Frozen({'time': (1,), 'depth': (1, 1, 1, 1, 1, 1, 1, 1, 1, 1, 1, 1, 1, 1, 1, 1, 1, 1, 1, 1, 1, 1, 1, 1, 1, 1, 1, 1, 1, 1, 1, 1, 1, 1, 1, 1, 1, 1, 1, 1), 'lat': (3251,), 'lon': (4500,)})

# each time slice is 19 GB
single.nbytes / 1e9

19.311002336

What did we get?

We now have an xarray Dataset that behaves like it was opened from a Zarr store, but the physical data were not converted to Zarr.

Instead:

xarray request
    ↓
kerchunk reference mapping
    ↓
byte ranges in the original NetCDF file
    ↓
array returned to xarray

Read a small subset

Kerchunk is most useful when we read only the pieces of data we need. Here we select a small spatial window from one variable. This should read a small amount of data from the remote NetCDF file rather than downloading the full file.

subset = single["water_temp"].isel(
    time=0,
    depth=0,
    lat=slice(1000, 1020),
    lon=slice(1000, 1020),
)

subset

<xarray.DataArray 'water_temp' (lat: 20, lon: 20)> Size: 3kB
dask.array<getitem, shape=(20, 20), dtype=float64, chunksize=(20, 20), chunktype=numpy.ndarray>
Coordinates:
  * lat      (lat) float64 160B -40.0 -39.92 -39.84 ... -38.64 -38.56 -38.48
  * lon      (lon) float64 160B -100.0 -99.92 -99.84 ... -98.64 -98.56 -98.48
    depth    float64 8B 0.0
    time     datetime64[ns] 8B 1994-01-01T12:00:00
Attributes:
    long_name:      Water Temperature
    standard_name:  sea_water_temperature
    units:          degC
    NAVO_code:      15
    comment:        in-situ temperature

Plot the small subset

The previous cell creates a lazy xarray object. The actual data are read when we call .load(), .compute(), or make a plot.

creating the xarray object ≠ reading all the data

Only the requested subset will be read BUT we have to read full chunks so ~117 MB of temporary memory will be used to read the chunk and then it will be discarded.

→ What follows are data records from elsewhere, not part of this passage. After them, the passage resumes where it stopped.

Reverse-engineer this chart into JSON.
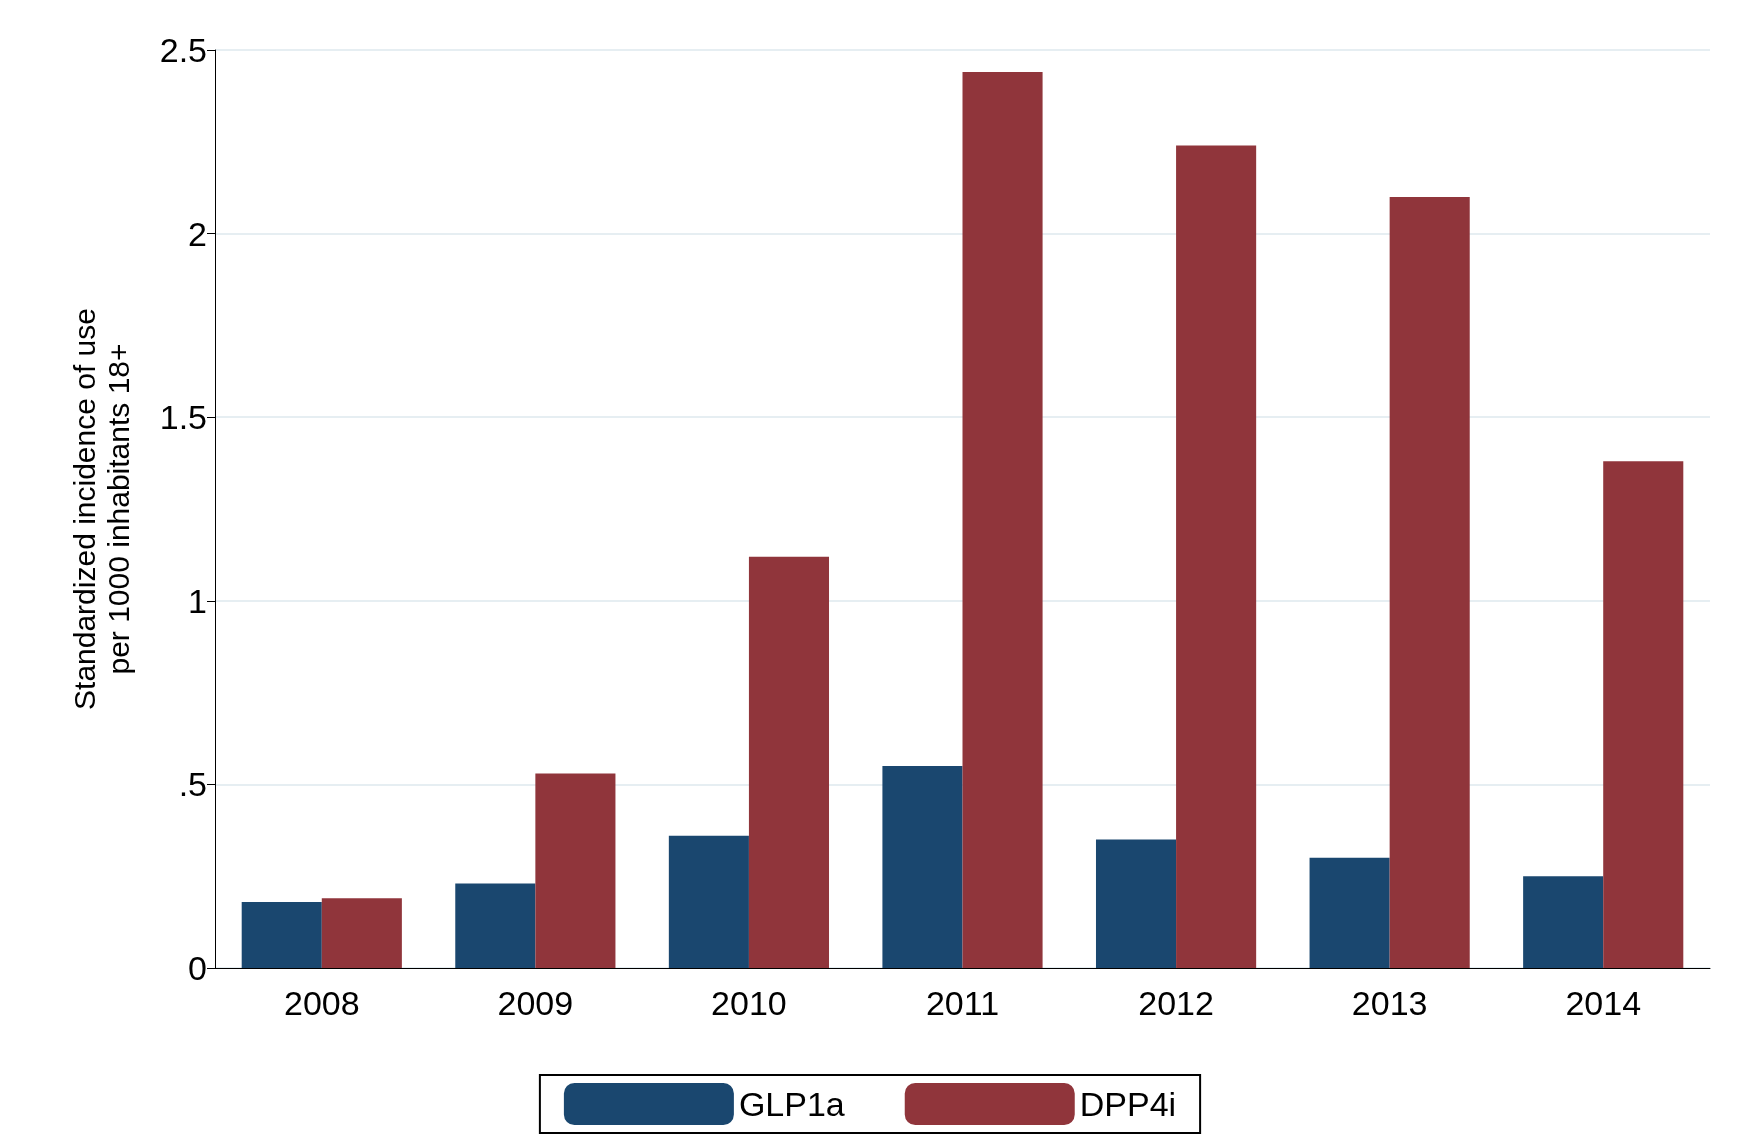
{
  "chart_data": {
    "type": "bar",
    "ylabel": "Standardized incidence of use\nper 1000 inhabitants 18+",
    "categories": [
      "2008",
      "2009",
      "2010",
      "2011",
      "2012",
      "2013",
      "2014"
    ],
    "series": [
      {
        "name": "GLP1a",
        "color": "#1a476f",
        "values": [
          0.18,
          0.23,
          0.36,
          0.55,
          0.35,
          0.3,
          0.25
        ]
      },
      {
        "name": "DPP4i",
        "color": "#90353b",
        "values": [
          0.19,
          0.53,
          1.12,
          2.44,
          2.24,
          2.1,
          1.38
        ]
      }
    ],
    "ylim": [
      0,
      2.5
    ],
    "yticks": [
      0,
      {
        "value": 0.5,
        "label": ".5"
      },
      1,
      1.5,
      2,
      2.5
    ],
    "grid": "y",
    "legend": "bottom"
  }
}
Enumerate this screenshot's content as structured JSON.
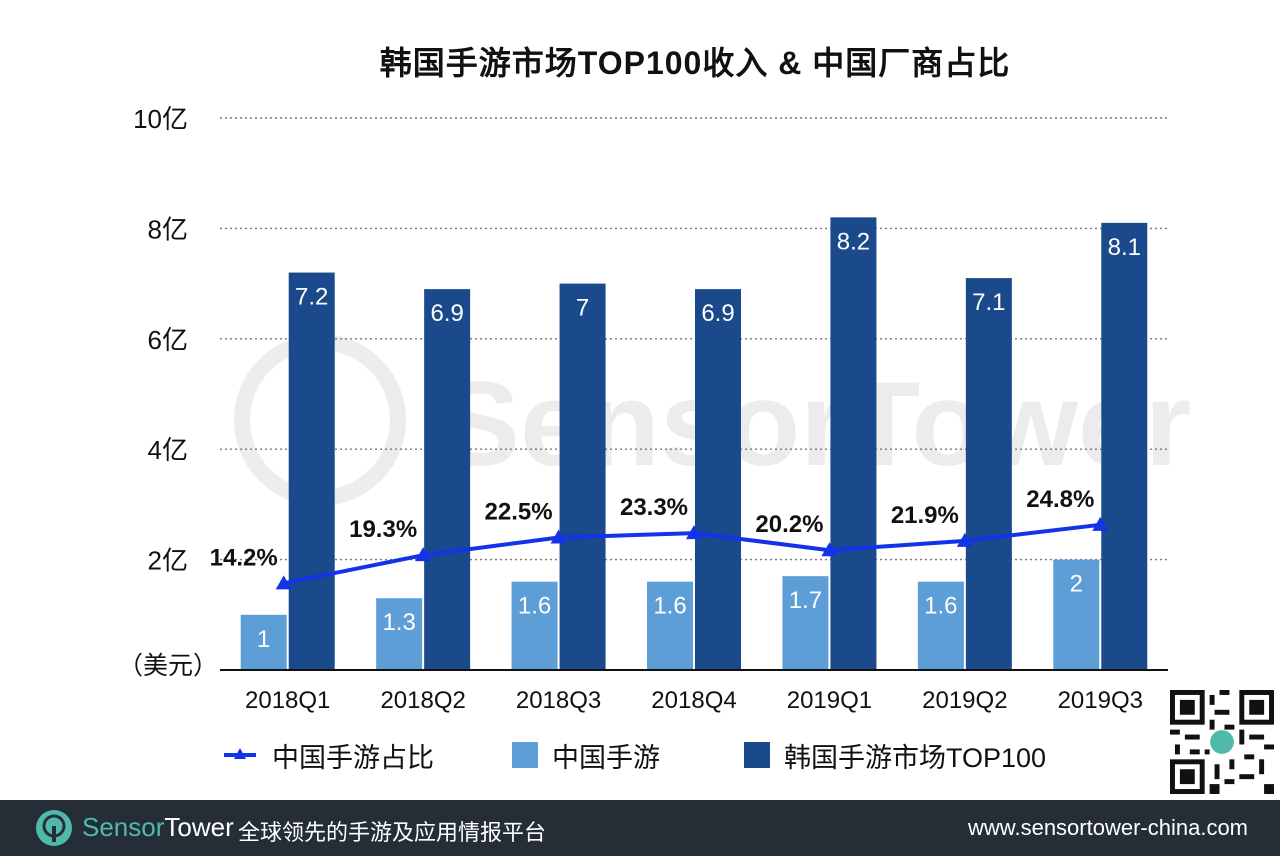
{
  "chart_data": {
    "type": "bar",
    "title": "韩国手游市场TOP100收入 & 中国厂商占比",
    "ylabel": "（美元）",
    "categories": [
      "2018Q1",
      "2018Q2",
      "2018Q3",
      "2018Q4",
      "2019Q1",
      "2019Q2",
      "2019Q3"
    ],
    "ytick_labels": [
      "2亿",
      "4亿",
      "6亿",
      "8亿",
      "10亿"
    ],
    "ylim": [
      0,
      10
    ],
    "grid": "dotted-horizontal",
    "series": [
      {
        "name": "中国手游",
        "type": "bar",
        "color": "#5d9ed6",
        "values": [
          1,
          1.3,
          1.6,
          1.6,
          1.7,
          1.6,
          2
        ],
        "labels": [
          "1",
          "1.3",
          "1.6",
          "1.6",
          "1.7",
          "1.6",
          "2"
        ]
      },
      {
        "name": "韩国手游市场TOP100",
        "type": "bar",
        "color": "#1a4a8c",
        "values": [
          7.2,
          6.9,
          7,
          6.9,
          8.2,
          7.1,
          8.1
        ],
        "labels": [
          "7.2",
          "6.9",
          "7",
          "6.9",
          "8.2",
          "7.1",
          "8.1"
        ]
      },
      {
        "name": "中国手游占比",
        "type": "line",
        "color": "#1432e8",
        "values": [
          14.2,
          19.3,
          22.5,
          23.3,
          20.2,
          21.9,
          24.8
        ],
        "labels": [
          "14.2%",
          "19.3%",
          "22.5%",
          "23.3%",
          "20.2%",
          "21.9%",
          "24.8%"
        ]
      }
    ],
    "legend_position": "bottom"
  },
  "footer": {
    "brand_sensor": "Sensor",
    "brand_tower": "Tower",
    "tagline": "全球领先的手游及应用情报平台",
    "url": "www.sensortower-china.com"
  },
  "watermark": "SensorTower",
  "colors": {
    "footer_bg": "#252e36",
    "brand_accent": "#4fb9ac"
  }
}
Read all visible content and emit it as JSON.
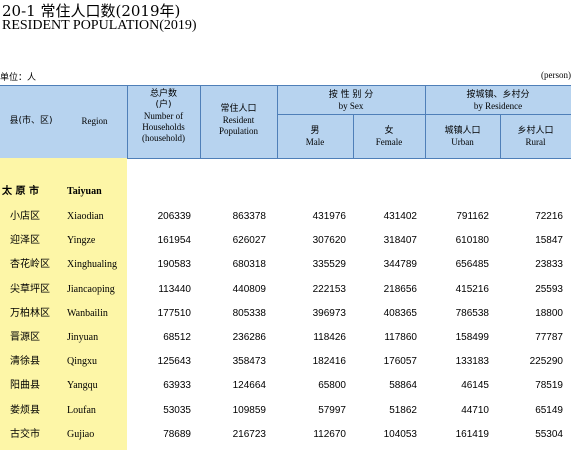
{
  "title_cn": "20-1   常住人口数(2019年)",
  "title_en": "RESIDENT POPULATION(2019)",
  "unit_left": "单位：人",
  "unit_right": "(person)",
  "headers": {
    "county_cn": "县(市、区)",
    "region": "Region",
    "households_cn": "总户数",
    "households_cn2": "(户)",
    "households_en1": "Number of",
    "households_en2": "Households",
    "households_en3": "(household)",
    "resident_cn": "常住人口",
    "resident_en1": "Resident",
    "resident_en2": "Population",
    "bysex_cn": "按 性 别 分",
    "bysex_en": "by  Sex",
    "male_cn": "男",
    "male_en": "Male",
    "female_cn": "女",
    "female_en": "Female",
    "byres_cn": "按城镇、乡村分",
    "byres_en": "by Residence",
    "urban_cn": "城镇人口",
    "urban_en": "Urban",
    "rural_cn": "乡村人口",
    "rural_en": "Rural"
  },
  "city": {
    "name_cn": "太 原 市",
    "name_en": "Taiyuan"
  },
  "rows": [
    {
      "cn": "小店区",
      "en": "Xiaodian",
      "households": "206339",
      "resident": "863378",
      "male": "431976",
      "female": "431402",
      "urban": "791162",
      "rural": "72216"
    },
    {
      "cn": "迎泽区",
      "en": "Yingze",
      "households": "161954",
      "resident": "626027",
      "male": "307620",
      "female": "318407",
      "urban": "610180",
      "rural": "15847"
    },
    {
      "cn": "杏花岭区",
      "en": "Xinghualing",
      "households": "190583",
      "resident": "680318",
      "male": "335529",
      "female": "344789",
      "urban": "656485",
      "rural": "23833"
    },
    {
      "cn": "尖草坪区",
      "en": "Jiancaoping",
      "households": "113440",
      "resident": "440809",
      "male": "222153",
      "female": "218656",
      "urban": "415216",
      "rural": "25593"
    },
    {
      "cn": "万柏林区",
      "en": "Wanbailin",
      "households": "177510",
      "resident": "805338",
      "male": "396973",
      "female": "408365",
      "urban": "786538",
      "rural": "18800"
    },
    {
      "cn": "晋源区",
      "en": "Jinyuan",
      "households": "68512",
      "resident": "236286",
      "male": "118426",
      "female": "117860",
      "urban": "158499",
      "rural": "77787"
    },
    {
      "cn": "清徐县",
      "en": "Qingxu",
      "households": "125643",
      "resident": "358473",
      "male": "182416",
      "female": "176057",
      "urban": "133183",
      "rural": "225290"
    },
    {
      "cn": "阳曲县",
      "en": "Yangqu",
      "households": "63933",
      "resident": "124664",
      "male": "65800",
      "female": "58864",
      "urban": "46145",
      "rural": "78519"
    },
    {
      "cn": "娄烦县",
      "en": "Loufan",
      "households": "53035",
      "resident": "109859",
      "male": "57997",
      "female": "51862",
      "urban": "44710",
      "rural": "65149"
    },
    {
      "cn": "古交市",
      "en": "Gujiao",
      "households": "78689",
      "resident": "216723",
      "male": "112670",
      "female": "104053",
      "urban": "161419",
      "rural": "55304"
    }
  ]
}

single.water_temp.isel(depth=0).nbytes / 1e6

117.036

subset.plot()

Recap

This example teaches the basic unit of kerchunking:

one NetCDF file → one reference mapping

The full HYCOM workflow then repeats or adapts this idea across many files.

In Rich’s larger notebook, the first file is used to define the schema because all HYCOM files have the same structure:

same variables
same grid
same dimensions
different time values

The multi-file workflow combines many references along the time dimension to create one virtual dataset.

Rich’s larger workflow produces a Parquet reference store (hycom.parq) because the combined references are too large for a convenient single JSON file.

Summary

In this notebook we:

Found the public HYCOM NetCDF files on S3
Selected the first file
Used NetCDF3ToZarr to create kerchunk references
Subchunked large 4D variables for more useful access patterns
Opened the references with xarray
Read a small subset without converting or downloading the full dataset

The key lesson is:

Kerchunk turns existing files into virtual Zarr-like datasets by creating references, not by copying data.